42. Cameron

FORTY-TWO

cameron

Saturday sucks.

I watch my team win without me, which is only marginally better than watching them lose; at least I didn’t fuck up our season for the satisfaction of cracking my knuckles against Connery’s jaw.

I have zero regrets. If I could do it all over again, I’d hit him harder. But a couple of the guys on the team are pissed I basically chose to sit out a game for no good reason they can see, and I hate the feeling of being the kind of captain they defer to because they have to, not because they want to. I keep reminding myself of my reasons. Of her.

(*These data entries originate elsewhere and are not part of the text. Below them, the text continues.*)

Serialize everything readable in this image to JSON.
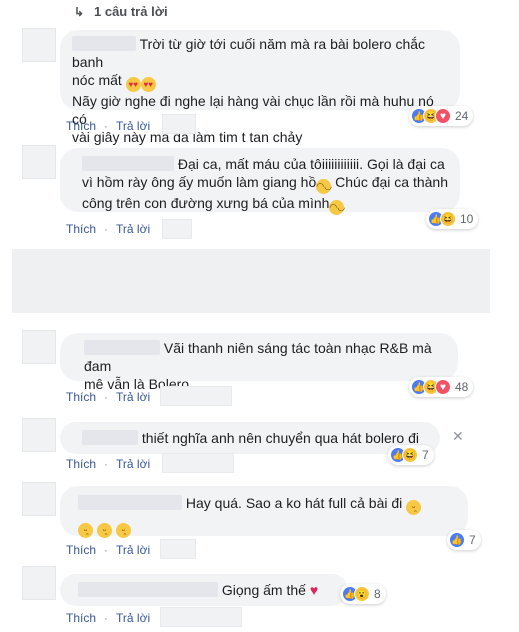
{
  "replies_link": "1 câu trả lời",
  "action_like": "Thích",
  "action_reply": "Trả lời",
  "comments": [
    {
      "lines": [
        "Trời từ giờ tới cuối năm mà ra bài bolero chắc banh",
        "nóc mất",
        "Nãy giờ nghe đi nghe lại hàng vài chục lần rồi mà huhu nó có",
        "vài giây này mà đã làm tim t tan chảy"
      ],
      "reaction_count": "24",
      "reactions": [
        "like-icon",
        "haha-icon",
        "love-icon"
      ]
    },
    {
      "lines": [
        "Đại ca, mất máu của tôiiiiiiiiiiii. Gọi là đại ca",
        "vì hồm rày ông ấy muốn làm giang hồ",
        " Chúc đại ca thành",
        "công trên con đường xưng bá của mình"
      ],
      "reaction_count": "10",
      "reactions": [
        "like-icon",
        "haha-icon"
      ]
    },
    {
      "lines": [
        "Vãi thanh niên sáng tác toàn nhạc R&B mà đam",
        "mê vẫn là Bolero"
      ],
      "reaction_count": "48",
      "reactions": [
        "like-icon",
        "haha-icon",
        "love-icon"
      ]
    },
    {
      "lines": [
        "thiết nghĩa anh nên chuyển qua hát bolero đi"
      ],
      "reaction_count": "7",
      "reactions": [
        "like-icon",
        "haha-icon"
      ]
    },
    {
      "lines": [
        "Hay quá. Sao a ko hát full cả bài đi"
      ],
      "reaction_count": "7",
      "reactions": [
        "like-icon"
      ]
    },
    {
      "lines": [
        "Giọng ấm thế"
      ],
      "reaction_count": "8",
      "reactions": [
        "like-icon",
        "wow-icon"
      ]
    }
  ]
}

Reeve and Cash try to drag me to a couple bars after the game, but it wasn’t my win and anyway, I’m running on three hours of sleep, so I say no. The house is silent for once. I lie on my bed and think about how Saturday afternoons used to be: laid out in Lenni’s bedroom, watching her naked body move over me, using all the energy I had left just to slide my fingers through her hair and tell her how amazing it felt when she put her mouth on me. I remember thinking how lucky I was, but really, I had no idea how lucky I actually was or how quickly it would all go away.

I should have told her last night how I felt. The words were right there: I miss you, I need you. Please come back to me. But I don’t know if those feelings can stand up to the reality of where we are. Lenni’s still so deep in her past I don’t even know if she wants to hear those things from me anymore. And I’m such a long way from who I want to be.

My mind goes back to the first night she was in my bedroom, tears spilling down her cheeks. I was useless, clueless about what to do and fumbling my way through my desperation to make her feel better.

I close my eyes as the weight of realization hits me. Lenni’s seen my flaws since the beginning, and she wanted me anyway. Every time I’ve tried to pretend I was someone I wasn’t, I only hurt her, and every time I was honest, she held onto me tighter.

There’s only one way to go if I don’t want to spend the rest of my life wrestling with regret.

I try to sleep but my mind just won’t quit, the energy inside me building the longer I think about her. I can’t call her now with everything she’s dealing with, but waiting until she’s back seems impossible. My eyes open. I’m wide awake, the sun still bright outside. I can’t sit with this feeling anymore, and I can’t take the chance I pussy out and stay silent.

I get out of bed and head for campus.